During this summer, Howard has lost a little weight, and a lot of anger. He has been humbled, unloaded out of his Atlanta homecoming only to now be re-engaged in possibility with Charlotte. Steve Clifford had driven 3½ hours to watch him work on a sultry summer day, and the coach of the Charlotte Hornets represents something so important to Howard now. Clifford is a link to Howard's glory days with the Orlando Magic, the rarest of NBA coaching species: He wanted Howard. He knows him, trusts him in his locker room and believes Howard can make an immense impact on the Hornets.

As much as anything, Howard craves acceptance, and that's why his trade to Charlotte, to Clifford, has him believing all over again.

"Cliff's going to push me, but he's not going to ever be one of those guys who I would say would break my spirit," Howard told ESPN. "He really believes in me. Throughout all the mess that has happened the last couple of years, this is a great opportunity for me to prove to myself that I know exactly who I am -- to just shut people's mouths."

Clifford stands as Howard's best, final lifeline to resurrect his good name. He's the coach standing between Howard and a closing career chapter that threatens to transform him into a journeyman. For everything Howard has accomplished, that looms as an ending unfit for a Hall of Fame center.

At the end of each of the past two seasons, Howard felt unwanted with the Atlanta Hawks and Houston Rockets. He felt miscast on the court and misunderstood off it. These are themes that seldom go away with Howard, that feed his insecurities and shape his responses to professional adversity.

"The other places I was, the coaches didn't really know who I am," Howard told ESPN. "I think that they had perception of me and ran with it. Cliff knows my game. He knows all the things that I can do. I'm very determined to get back to the top. It's a great feeling when somebody believes in you. They aren't just saying it; they believe it. It really just pushed me to the limit in workouts: running, training, everything. I want to do more.

"In Orlando, I was getting 13-15 shots a game. Last season, in Atlanta, it was six shot attempts. It looks like I'm not involved in the game. And if I miss a shot, it sticks out because I am not getting very many of them. But I think it's all opportunity, the system.

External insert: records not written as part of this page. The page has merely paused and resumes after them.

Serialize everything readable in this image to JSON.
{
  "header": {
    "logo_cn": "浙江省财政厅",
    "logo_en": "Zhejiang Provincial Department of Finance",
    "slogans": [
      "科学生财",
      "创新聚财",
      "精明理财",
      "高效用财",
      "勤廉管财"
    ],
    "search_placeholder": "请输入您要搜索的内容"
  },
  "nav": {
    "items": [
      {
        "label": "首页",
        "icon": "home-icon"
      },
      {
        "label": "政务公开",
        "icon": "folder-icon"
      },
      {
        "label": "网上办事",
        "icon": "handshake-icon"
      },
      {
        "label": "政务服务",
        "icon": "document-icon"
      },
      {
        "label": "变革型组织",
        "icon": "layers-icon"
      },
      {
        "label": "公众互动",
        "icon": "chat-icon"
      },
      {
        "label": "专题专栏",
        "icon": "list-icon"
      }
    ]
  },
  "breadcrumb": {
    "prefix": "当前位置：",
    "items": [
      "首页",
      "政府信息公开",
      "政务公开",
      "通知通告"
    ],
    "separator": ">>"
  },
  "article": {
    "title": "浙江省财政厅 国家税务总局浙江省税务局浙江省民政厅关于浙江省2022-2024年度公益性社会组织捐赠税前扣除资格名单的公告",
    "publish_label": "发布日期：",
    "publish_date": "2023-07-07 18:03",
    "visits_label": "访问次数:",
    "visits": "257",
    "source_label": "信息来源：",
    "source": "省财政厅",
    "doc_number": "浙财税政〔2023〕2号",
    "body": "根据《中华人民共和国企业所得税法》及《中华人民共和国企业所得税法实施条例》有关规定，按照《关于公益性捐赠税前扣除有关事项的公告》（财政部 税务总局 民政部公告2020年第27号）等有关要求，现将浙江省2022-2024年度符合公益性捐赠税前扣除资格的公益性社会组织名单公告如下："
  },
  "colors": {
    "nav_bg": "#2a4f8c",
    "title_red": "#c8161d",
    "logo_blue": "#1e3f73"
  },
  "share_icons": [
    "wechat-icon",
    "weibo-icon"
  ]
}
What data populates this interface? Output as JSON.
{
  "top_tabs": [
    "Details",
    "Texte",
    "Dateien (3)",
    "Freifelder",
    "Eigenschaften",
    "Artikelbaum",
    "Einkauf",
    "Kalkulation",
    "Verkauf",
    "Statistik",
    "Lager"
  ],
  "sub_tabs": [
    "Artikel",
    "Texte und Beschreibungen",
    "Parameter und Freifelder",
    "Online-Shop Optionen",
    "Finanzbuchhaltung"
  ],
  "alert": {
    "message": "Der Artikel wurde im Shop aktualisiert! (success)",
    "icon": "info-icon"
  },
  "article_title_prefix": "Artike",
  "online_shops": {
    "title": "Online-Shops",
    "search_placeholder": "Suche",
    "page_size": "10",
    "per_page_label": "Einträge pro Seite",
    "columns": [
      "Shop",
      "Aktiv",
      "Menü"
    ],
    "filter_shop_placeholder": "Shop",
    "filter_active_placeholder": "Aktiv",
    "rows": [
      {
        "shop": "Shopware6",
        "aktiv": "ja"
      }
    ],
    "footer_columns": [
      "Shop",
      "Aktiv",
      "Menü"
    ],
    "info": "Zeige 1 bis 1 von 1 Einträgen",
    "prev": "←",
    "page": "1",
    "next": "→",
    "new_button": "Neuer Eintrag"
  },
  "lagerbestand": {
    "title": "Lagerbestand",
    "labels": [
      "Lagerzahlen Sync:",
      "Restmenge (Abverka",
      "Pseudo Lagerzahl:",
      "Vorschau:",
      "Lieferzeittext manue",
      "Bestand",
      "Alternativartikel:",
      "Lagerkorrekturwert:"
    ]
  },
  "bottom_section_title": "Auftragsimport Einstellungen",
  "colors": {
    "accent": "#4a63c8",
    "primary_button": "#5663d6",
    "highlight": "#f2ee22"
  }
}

I haven't had a system where I can be who I am since I was in Orlando."

Eventually, there was something else on this August afternoon, too: Howard circling the 3-point arc, launching shots to the rim. He shoots 3-pointers every day now. For three summers, he has been trying to make it part of his offensive game. In a lot of ways, in this changing NBA, it is a bid to stay relevant. Around Howard, the NBA has dramatically evolved, with the power center slowly, surely losing influence. Howard has a notion to reinvent himself offensively, the way he has often tried to do in his life -- changing those in his inner circle, changing agents, changing teams.

As for the 3-pointers, Howard knows where Clifford stands on them. Charlotte has a playbook of ways to use Howard on offense, to get him the ball with actions once executed in Orlando. Charlotte will use his ability to pass, too.